From 7th – 11th July, the annual farmers’ week took place in Stanley at the Town Hall, and SAERI staff took the opportunity to present the current research projects.

The role of landowners in the Falkland Islands is particularly important when considering the type of environmental studies undertaken by an institution such as SAERI; local knowledge, access and assistance are all vital to the success of this work.

On Monday 7th Dr Debs Davidson and Dr Megan Tierney presented their works respectively in inshore fisheries and in higher predators at the SAERI stand. Farmers had the opportunity not only to listen to both researchers, but also to have a look at a new SAERI poster highlighting the main activities of the institute and the area of interest, which extends across the South Atlantic.

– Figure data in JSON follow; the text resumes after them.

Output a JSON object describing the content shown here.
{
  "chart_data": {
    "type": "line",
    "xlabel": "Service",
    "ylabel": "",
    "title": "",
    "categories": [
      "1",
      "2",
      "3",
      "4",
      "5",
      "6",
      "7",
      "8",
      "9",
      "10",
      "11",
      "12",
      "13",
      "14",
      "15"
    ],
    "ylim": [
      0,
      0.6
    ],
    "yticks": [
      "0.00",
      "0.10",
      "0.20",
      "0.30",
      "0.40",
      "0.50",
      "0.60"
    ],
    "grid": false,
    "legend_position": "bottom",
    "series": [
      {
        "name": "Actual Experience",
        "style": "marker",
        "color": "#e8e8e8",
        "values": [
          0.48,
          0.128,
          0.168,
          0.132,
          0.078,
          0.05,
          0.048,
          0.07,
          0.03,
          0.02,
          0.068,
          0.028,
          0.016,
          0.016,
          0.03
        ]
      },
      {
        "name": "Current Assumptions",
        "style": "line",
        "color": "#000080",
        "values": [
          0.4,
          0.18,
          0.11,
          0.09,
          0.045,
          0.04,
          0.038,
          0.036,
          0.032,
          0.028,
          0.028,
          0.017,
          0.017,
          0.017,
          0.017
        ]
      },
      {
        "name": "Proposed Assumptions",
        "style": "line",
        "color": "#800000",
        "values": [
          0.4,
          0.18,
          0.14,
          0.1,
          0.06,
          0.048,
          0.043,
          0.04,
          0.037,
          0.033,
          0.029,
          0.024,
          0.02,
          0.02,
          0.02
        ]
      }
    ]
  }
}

On Wednesday 9th, a fairly large audience of farmers attended a presentation where each member of staff provided information about their roles in SAERI. Dr Davidson, after a general introduction about the Institute, focussed her attention on the 20 species which may be potential candidates for small scale fisheries and/or aquaculture in the Falklands’ inshore waters. Many farmers showed interested in getting involved in the identification of the species and many went away with a leaflet depicting the species and a small booklet with further pictures and interesting facts. Anyone who missed farmers’ week can always ask Dr Davidson for one of the species identification leaflets. Landowners are the first people who can spot the “creatures” that Dr Davidson is after for her research project and help from everyone is much appreciated. Dr Marengo provided a brief outline of what Geographic Information System (GIS) means and how can be beneficial for farmers and land managers in general. GIS is not only a tool for mapping but also a tool that can analyse geographical data and provide information for making better decisions. Landowners can be extremely helpful in providing data on soil and variation on grassland growth, which could be correlated to other environmental factors. Dr Blockley and Dr Tierney presented their GAP project which aims at filling gaps in the local knowledge of benthic species, oceanography, seafloor environment, and higher predators. These data are extremely valuable and are needed to inform and monitor potential impacts to the environment from offshore hydrocarbon activities which will be operating in the Falklands’ offshore waters.

Farmers’ week was a great occasion to promote what SAERI is doing locally in the Falklands and more in general in the other UK OTs in the South Atlantic. The objective is to consolidate what has been achieved after the first two years, continue to deliver high quality research projects, and above all to build strong collaboration with the local community and landowners, as working in synergy results to be beneficial for everybody in the Falklands.

Talking about more high quality projects, SAERI is welcoming Emily Hancox and Dr Amélie Augé who have started their respective posts as PhD student in shallow benthic and intertidal communities and project manager in Marine Spatial Planning.